3. Plan for Mental Health Impacts on Healthcare Providers
As the pandemic grinds on with no end in sight, it’s taking a toll on healthcare providers. While we no longer fear for our lives thanks to vaccines, we are now mired in a crisis that’s largely preventable. At the same time, harassment toward healthcare workers is on the rise—often triggered by requests to mask or comply with safety rules.
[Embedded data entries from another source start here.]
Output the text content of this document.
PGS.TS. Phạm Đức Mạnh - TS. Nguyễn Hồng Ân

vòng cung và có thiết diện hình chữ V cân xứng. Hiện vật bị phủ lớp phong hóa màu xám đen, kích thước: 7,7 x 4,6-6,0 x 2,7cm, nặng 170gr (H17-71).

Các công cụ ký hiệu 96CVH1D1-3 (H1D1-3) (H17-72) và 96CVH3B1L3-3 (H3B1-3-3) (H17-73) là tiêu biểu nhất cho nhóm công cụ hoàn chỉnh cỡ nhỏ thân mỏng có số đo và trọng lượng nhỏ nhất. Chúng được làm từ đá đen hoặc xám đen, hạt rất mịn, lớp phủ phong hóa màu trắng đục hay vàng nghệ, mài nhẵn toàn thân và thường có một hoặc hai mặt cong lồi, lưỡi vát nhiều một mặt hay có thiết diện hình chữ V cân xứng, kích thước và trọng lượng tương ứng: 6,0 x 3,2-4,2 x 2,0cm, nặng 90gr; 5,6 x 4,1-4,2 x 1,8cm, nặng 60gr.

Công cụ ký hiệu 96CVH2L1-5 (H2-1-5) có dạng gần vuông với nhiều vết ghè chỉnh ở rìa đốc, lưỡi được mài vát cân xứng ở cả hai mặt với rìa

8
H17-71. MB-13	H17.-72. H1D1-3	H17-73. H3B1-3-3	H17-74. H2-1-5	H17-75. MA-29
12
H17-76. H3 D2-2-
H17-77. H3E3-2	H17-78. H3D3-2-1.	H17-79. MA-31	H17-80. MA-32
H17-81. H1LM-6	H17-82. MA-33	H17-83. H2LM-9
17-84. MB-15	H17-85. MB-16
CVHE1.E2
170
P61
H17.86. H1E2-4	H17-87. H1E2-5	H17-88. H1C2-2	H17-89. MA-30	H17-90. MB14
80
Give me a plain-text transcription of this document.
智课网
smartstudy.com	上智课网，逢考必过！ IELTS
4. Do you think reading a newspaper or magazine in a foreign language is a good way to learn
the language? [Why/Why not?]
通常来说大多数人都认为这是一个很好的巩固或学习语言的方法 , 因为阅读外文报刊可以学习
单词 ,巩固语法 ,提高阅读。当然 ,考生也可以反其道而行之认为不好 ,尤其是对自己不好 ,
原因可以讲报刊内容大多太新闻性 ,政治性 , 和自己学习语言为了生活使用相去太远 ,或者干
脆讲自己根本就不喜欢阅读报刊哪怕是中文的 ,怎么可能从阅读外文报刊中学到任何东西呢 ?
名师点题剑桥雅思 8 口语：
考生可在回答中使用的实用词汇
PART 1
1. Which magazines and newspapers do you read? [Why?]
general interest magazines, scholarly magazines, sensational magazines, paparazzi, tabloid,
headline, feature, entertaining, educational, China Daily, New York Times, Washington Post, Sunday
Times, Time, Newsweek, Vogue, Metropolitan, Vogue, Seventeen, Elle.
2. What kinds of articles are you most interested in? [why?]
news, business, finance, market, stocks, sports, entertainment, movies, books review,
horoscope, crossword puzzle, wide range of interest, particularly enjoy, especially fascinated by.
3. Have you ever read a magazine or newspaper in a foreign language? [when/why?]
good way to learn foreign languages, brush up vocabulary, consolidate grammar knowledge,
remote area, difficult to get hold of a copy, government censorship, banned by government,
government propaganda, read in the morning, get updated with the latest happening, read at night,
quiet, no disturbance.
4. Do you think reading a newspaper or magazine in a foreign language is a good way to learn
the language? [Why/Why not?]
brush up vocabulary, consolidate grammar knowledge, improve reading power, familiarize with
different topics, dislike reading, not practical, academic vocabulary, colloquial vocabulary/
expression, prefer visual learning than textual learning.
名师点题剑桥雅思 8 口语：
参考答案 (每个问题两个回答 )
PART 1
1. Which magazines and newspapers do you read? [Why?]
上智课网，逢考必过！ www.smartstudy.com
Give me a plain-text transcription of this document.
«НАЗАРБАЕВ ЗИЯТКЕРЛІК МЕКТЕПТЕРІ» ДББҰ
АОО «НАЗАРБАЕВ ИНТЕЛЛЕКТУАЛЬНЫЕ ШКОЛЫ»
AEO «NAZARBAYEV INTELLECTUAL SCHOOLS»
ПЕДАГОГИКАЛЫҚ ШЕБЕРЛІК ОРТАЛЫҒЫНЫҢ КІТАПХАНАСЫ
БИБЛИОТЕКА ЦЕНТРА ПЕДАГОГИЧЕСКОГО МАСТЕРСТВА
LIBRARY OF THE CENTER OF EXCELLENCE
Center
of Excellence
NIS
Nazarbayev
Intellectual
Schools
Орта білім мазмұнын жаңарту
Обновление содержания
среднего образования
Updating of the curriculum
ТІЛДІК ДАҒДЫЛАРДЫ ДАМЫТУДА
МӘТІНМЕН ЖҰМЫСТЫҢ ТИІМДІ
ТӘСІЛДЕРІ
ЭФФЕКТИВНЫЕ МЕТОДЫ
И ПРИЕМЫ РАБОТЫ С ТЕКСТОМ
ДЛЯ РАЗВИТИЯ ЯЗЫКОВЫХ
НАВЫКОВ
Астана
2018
To rein in further workforce attrition, hospitals must find ways to reward those loyal team members who stick with them. Over the long term, investing in your in-house medical and nursing staff will pay greater dividends than bonuses to per diems and travelers. Start by ensuring that your workers are safe and well resourced and that concerns are quickly addressed. From there, consider ways to boost quality of life, such as flexible scheduling and advancement opportunities. Most of all, take time to show appreciation for your clinicians’ hard work and personal sacrifice.
There’s Still Time to Vaccinate against COVID-19
If the delta wave overlaps with a tough flu season, surge preparedness will help to give every patient the best chance for survival. However, we could prevent this scenario altogether and save lives by raising vaccination rates. To this end, encourage your physicians, advanced providers, and nurses to discuss vaccination with patients (and to offer the shots directly when feasible). This is the only way to end the pandemic for good so we can all return to our normal lives.